Comprising excitingly of just one carriage, our train chugged its way through the countryside saturated with snow. It was unbelievable to see fans hanging from the ceiling above our heads—how could this Siberian deep freeze ever get warm enough to warrant using them? There were a handful of fellow passengers, a group of students and a couple. We all got off at Kushiroshitsugen station, a small platform with a wooden cabin. It was like being in a model train set. We scrambled up some snowy steps and adventured into the wilderness without any clear direction. The views from up high revealed a sweeping land below, a marshy National Park as far as the eye could see. We found a road and followed it one direction, stomping through snow as far as we could and then doubled back and explored lower down in the other direction, past Lake Takkobu. Here we walked parallel to the train tracks and said hello as we passed by fishermen trying their luck in the river; we spotted the wild shika deer and a steam locomotive trundled past us as passengers waved out of the window like a page from The Railway Children. What time were we in? Old traditions never seem to fade and die in Japan. The winter's sun was dropping and was time to board our one carriage train home to Kushiro, tired and cold from a day walking.

That evening we had an incredible night. We had read online about Restaurant Izumiya (レストラン泉屋) a yōshoku restaurant which sells a Japanese take on Western cuisine.
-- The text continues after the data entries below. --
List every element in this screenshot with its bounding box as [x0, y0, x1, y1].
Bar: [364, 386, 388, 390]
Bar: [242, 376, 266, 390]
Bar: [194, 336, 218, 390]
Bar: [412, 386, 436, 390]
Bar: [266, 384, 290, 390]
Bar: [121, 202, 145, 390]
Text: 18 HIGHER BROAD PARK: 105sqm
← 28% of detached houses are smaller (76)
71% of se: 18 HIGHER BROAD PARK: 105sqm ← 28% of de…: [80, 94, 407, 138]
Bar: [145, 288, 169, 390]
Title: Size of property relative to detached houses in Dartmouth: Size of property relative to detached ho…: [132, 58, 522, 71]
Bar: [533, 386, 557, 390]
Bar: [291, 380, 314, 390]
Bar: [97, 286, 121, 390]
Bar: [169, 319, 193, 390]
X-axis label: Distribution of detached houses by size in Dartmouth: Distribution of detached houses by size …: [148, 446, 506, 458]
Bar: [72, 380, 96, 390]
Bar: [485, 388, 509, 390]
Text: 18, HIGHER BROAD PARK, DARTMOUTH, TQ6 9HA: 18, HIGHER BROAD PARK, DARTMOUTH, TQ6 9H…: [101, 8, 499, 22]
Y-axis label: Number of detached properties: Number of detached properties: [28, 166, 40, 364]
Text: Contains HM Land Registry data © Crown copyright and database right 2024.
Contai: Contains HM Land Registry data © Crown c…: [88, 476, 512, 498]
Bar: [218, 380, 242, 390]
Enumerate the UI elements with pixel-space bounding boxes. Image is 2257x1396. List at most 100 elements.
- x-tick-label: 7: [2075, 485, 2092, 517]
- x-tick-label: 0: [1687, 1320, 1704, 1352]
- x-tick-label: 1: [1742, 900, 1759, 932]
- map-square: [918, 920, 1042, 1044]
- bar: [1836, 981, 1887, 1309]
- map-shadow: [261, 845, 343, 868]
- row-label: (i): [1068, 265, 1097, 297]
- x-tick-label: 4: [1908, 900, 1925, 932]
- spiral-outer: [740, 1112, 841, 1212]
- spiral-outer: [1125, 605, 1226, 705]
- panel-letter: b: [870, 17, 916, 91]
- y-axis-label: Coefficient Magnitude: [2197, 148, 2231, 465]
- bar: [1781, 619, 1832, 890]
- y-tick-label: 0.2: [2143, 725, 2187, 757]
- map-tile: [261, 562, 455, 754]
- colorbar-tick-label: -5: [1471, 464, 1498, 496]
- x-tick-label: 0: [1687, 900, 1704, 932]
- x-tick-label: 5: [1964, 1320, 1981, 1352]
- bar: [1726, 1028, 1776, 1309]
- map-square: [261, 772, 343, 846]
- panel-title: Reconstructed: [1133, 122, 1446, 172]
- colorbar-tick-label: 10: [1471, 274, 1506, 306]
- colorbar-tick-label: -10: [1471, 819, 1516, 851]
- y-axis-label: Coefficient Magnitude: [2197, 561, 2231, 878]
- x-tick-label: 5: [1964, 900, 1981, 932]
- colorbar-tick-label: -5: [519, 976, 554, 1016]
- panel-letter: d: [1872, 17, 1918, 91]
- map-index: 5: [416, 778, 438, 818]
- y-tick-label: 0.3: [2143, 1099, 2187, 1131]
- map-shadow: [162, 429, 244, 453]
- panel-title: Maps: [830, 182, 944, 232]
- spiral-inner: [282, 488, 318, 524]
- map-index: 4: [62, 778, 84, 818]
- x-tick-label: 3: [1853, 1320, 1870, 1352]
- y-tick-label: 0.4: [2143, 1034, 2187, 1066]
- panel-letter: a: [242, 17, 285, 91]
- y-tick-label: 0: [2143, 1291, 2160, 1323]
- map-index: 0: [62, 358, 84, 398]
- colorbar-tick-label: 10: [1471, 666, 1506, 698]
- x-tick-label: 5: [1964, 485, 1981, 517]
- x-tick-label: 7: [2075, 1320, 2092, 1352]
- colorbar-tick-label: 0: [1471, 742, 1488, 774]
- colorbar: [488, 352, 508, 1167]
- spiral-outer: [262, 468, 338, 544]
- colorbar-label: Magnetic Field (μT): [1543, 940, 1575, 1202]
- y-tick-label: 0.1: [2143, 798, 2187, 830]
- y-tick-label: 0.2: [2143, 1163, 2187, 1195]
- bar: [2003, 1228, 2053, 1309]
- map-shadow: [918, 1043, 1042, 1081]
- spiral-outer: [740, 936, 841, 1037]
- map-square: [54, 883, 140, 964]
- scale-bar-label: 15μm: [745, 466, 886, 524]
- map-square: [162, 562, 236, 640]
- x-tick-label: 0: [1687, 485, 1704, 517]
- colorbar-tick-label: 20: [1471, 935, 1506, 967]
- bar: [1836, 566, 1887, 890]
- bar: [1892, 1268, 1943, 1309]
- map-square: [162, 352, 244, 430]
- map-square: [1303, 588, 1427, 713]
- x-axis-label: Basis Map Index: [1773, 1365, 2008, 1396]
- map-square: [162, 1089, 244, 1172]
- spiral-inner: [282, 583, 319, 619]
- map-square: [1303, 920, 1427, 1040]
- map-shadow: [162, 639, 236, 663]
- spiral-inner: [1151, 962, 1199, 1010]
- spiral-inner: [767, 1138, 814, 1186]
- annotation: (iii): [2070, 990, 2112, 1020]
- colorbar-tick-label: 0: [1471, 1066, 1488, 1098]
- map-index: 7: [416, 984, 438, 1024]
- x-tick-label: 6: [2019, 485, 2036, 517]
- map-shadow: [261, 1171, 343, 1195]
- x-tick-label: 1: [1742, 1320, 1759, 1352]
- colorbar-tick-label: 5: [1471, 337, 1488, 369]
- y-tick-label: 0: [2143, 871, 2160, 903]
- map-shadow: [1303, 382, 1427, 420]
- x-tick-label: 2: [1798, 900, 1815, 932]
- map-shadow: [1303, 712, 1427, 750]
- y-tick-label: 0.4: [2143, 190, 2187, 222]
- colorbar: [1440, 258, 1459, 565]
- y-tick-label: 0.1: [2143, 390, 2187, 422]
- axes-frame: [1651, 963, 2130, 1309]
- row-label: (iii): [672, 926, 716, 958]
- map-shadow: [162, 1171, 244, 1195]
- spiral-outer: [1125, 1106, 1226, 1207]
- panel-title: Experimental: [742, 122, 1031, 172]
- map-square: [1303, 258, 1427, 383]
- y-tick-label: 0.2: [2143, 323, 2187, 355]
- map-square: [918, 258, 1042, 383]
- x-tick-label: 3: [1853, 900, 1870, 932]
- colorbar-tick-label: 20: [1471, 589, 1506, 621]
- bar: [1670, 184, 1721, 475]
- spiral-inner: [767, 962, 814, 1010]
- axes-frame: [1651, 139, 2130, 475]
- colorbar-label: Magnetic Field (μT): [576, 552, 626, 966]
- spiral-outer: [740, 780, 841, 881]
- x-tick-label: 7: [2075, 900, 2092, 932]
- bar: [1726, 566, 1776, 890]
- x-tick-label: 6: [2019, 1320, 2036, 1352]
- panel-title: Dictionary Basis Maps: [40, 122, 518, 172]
From the window display downstairs it seemed like we were in the right place: intricate plastic models showed off the food on offer upstairs, so we headed up the narrow staircase anxiously. Inside the restaurant was busy with businessmen and couples and we were showed to our seats and handed the menu. It all looked tasty and we deciphered what we should eat.

By the time we had completed our delicious delve into yōshoku cuisine it was 10 o'clock and we were out on the frozen streets again and feeling in the mood for more drinks. We found our way to two alleyways of tiny izakaya all hidden behind sliding doors, each bar or restaurant had room for maybe six people on tall stalls around a bar. They were all really busy, packed with people having fun with their friends on a Saturday night. But we wanted to join in – going to an izakaya is one of those things to do in Japan – so we chose one and slid the door open. The place was empty apart from the guy behind the counter, we asked him if it was ok to come in and he nodded and motioned for us to sit at the counter; there was no room for tables.

There was a huge list of sake to choose from, so we asked what he recommended and went for that one. He put a cup onto a small plate and poured sake in till it overflowed. Delicious gleaming flavour. And then they guy, who didn't really speak English, started handing us plates of food - we'd already eaten but we simply had to eat it. Delicious bowls of octopus. Seaweed. And possibly the most delicious sushi rolls we ate in the whole of Japan, melt in your mouth amazingness. Two customers came in. Two young women, they had a chat with the guy behind the counter and were very please to see us. We tried so hard to talk to each other, using Google Translate and sign language. We all got on a laughed together anyway. Then another customer walked in, a young guy who actually spoke English! He worked for the local television channel and sat down at the bar to eat and drink. He became the translator. It turned out you were meant to book at place in these bars but the owner behind the counter was really kind and let us in and have a place. It was probably a shock for him to see two foreigners wander in to his bar.

The evening got more and more silly as we drank and laughed and drank some more, all squashed into this tiny white portacabin-type square of a bar. We made each other laugh and then ate and drank some more in a whirl of warmth and happiness. What a place Kushiro is: on the surface steely and unfriendly with nothing of interest but just with a little effort, just under the surface is a Hokkaido culture all to its own. In this cold and icy concrete port the heart of Japan is warm.